The vehicle, a cross between a small milk float and a large tuk-tuk, spent two weeks completing autonomous loops of a two-mile (3km) semi-pedestrianised area of Greenwich, south-east London.
The electric CargoPod has a top speed of 25mph and can do 18 miles on a single battery charge.
It can carry only eight crates and is not big enough to deliver large orders.
"We have chosen it to work specifically in this type of environment, where bigger vehicles are not allowed," said Graeme Smith, chief executive of robotics company Oxbotica, which developed the vehicle.
"This is not about trying to solve all the delivery problems in the world.

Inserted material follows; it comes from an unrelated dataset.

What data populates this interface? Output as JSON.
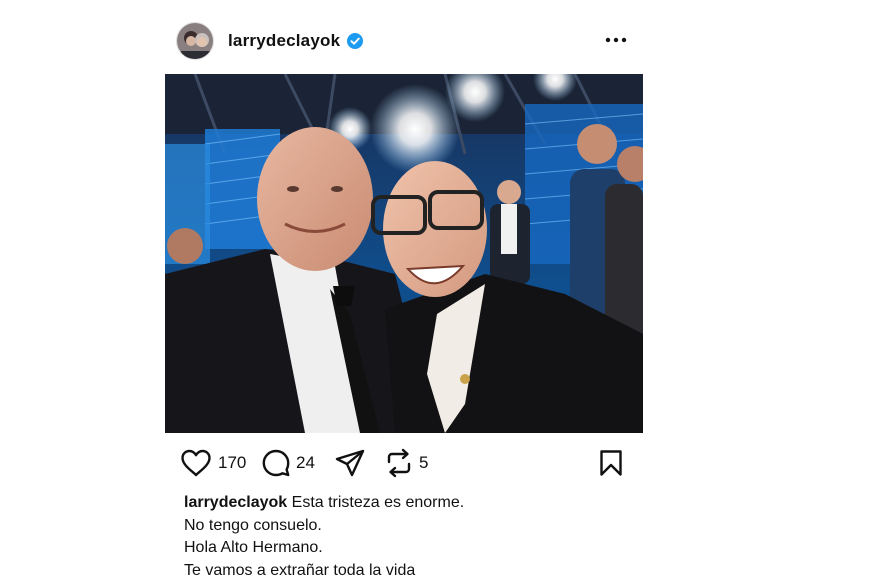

"Over the next two or three years, you should expect to see a lot more vehicles on the road from car companies, from delivery companies, from shuttle companies.
"We're very much at the start of this innovation."
The CargoPod trial was part of a broader £8m research project into driverless technology, using the Greenwich area as a test location.
For the purposes of the test, the van's speed was capped at 5mph and two people were inside for safety reasons.
It was fitted with three Lidar (laser) sensors and a stereo camera as well as standard sensors used in modern vehicles.
In order to complete the delivery, when it came to a stop one of the numbered crate doors would light up to indicate where the goods were stored.
The door would then open when the recipient pressed a button.
During the demonstration, journalists were not allowed inside the pod while it was on the move.
"The low speed, the lack of traffic, the safety drivers are all part of the test process we need to go through to make sure that driverless tech is really safe to use in the public," said Simon Tong, principal research scientist at the Transport Research Laboratory (TRL).
Online retailer Ocado has always sought to automate as many processes as possible within its business.
The company has previously demonstrated robots assembling delivery orders in its warehouses and is currently developing a humanoid maintenance engineer called Second Hands.
Chief technology officer Paul Clarke said driverless delivery was "a natural stage in the progression of our transport technologies".
"This technology is on its way. I think we need to adapt to it in the same way we've adapted to cars and other kinds of vehicles driving around us," he told the BBC.
However, he said, the company's 12,000 human employees were still important.
"We have two human touch points to our service - one is on the doorstep and the other is in our call centres, and they are both very precious to us," he said.
"We see this as being about choice. Some customers will want their full order brought to their kitchen table, others may want click and collect, others may be happy to come to the kerbside to interact with a driverless delivery truck."
Aidan Bocci, chief executive of Commercial Advantage, a consumer goods consultancy, said such services were "absolutely the future".
"More and more people are living in big cities and this satisfies a massive craving for convenience," he said.
"There will be demand, but the question is whether economically you can make it work."
While Amazon is developing a drone delivery service, Ocado had no immediate plans to follow suit, Mr Clarke said.
"Drone technology is very interesting to us, and we use it quite a lot in our business for surveying and looking around our large premises," he said.
"But do I think 35kg [77lb] of groceries are going to be flying over your head any time soon? No, I don't."
While politicians say the UK is at the forefront of driverless car technology - in its election manifesto the Conservative Party said the country was "leading the world in preparing for autonomous vehicles" - they are not nearly as visible as they are in places such as California, where 27 car manufacturers are testing vehicles.
"Given the regulatory environment, it's a lot easier to test driverless vehicles in the UK," said Prof David Bailey, from Aston Business School.
"Small firms are doing a lot of research, Jaguar Land Rover is doing a lot of research. But the big expenditure is taking place elsewhere."